Local Dignitaries include The Prime Minister Winston Churchill,(later Sir Winston), Field Marshal Viscount Slim and Major General Fuller instigator of the Battle Tank.

In the local woods was a German POW camp and close by an Italian POW camp, to the south was an ammunition dump so you could say we were in the thick of it considering we were surrounded by fields and woodland way out in the country.

On leaving the Chart School I went to Limpsfield C of E School and of course we had to walk to school, this took us past the German POW camp. I remember seeing the Officer in charge with a pistol on his belt. On the road outside there was a guard in German uniform and I wondered why a German was guarding German POW’s, but of course he was a Polish soldier and his uniform looked a bit like the German uniform.

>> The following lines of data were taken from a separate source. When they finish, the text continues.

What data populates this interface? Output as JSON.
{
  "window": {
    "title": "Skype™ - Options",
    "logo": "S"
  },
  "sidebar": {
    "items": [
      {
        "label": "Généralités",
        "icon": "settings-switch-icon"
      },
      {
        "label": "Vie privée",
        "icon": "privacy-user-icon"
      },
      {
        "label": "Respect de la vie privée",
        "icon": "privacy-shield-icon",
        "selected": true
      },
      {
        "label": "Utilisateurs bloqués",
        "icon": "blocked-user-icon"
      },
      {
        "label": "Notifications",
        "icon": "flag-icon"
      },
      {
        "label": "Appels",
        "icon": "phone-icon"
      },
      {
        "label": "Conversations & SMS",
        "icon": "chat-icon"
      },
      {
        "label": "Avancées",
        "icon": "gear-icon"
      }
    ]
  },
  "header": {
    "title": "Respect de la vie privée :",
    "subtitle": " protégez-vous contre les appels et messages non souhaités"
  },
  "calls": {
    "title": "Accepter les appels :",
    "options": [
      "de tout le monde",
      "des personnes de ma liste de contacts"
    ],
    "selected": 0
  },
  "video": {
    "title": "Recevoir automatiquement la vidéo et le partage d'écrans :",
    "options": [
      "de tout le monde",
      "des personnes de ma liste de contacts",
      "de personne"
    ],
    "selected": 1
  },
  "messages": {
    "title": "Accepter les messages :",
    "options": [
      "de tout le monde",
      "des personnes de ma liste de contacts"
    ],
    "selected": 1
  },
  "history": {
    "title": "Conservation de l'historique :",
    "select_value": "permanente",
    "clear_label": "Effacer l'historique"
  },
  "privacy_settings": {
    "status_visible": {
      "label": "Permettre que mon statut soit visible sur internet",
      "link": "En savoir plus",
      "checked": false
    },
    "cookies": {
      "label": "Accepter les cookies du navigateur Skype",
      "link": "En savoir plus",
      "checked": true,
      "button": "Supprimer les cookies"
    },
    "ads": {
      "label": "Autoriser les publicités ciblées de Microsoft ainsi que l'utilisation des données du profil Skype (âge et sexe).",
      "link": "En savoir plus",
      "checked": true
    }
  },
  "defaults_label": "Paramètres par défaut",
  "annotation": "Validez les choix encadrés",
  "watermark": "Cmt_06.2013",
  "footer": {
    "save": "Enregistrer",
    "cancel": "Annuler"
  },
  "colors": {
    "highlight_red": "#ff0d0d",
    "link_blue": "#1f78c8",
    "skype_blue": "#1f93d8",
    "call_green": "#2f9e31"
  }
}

Limpsfield School is located on the main A25 road from the Military Garrison at Aldershot to the Port of Dover. Regularly convoys of soldiers and their support vehicles of Bren Gun carriers, Heavy Guns and Tanks all on there way to Dover and the RAF with their long low articulated recovery lories loaded with crashed aircraft on there way to Biggin Hill, all passing by with a friendly wave, of course we didn’t know where they were off to and what hardships they would have to face.

The Chart school only had an Anderson shelter in the event of an air raid, but Limpsfield had underground concrete shelters, wooden seats and electric lighting with wooden doors and an escape hatch at the other end, they were sited in the woods on the edge of the playing field by the sand pit. The sand pit was used by the Home Guard as a rifle range.
I wonder if the shelters are still there? [They are!!]

After the capitulation of Italy, a Canadian Scottish Regiment [Seaforth Highlanders – pictured] was billeted in the empty Italian camp and on VE day performed the Victory Parade on the village common with their Pipe and Drum Band. An impressive sight for a 6 year old!”

Robert Douglas Peckett – Published in the BBC’s The People’s War Archives.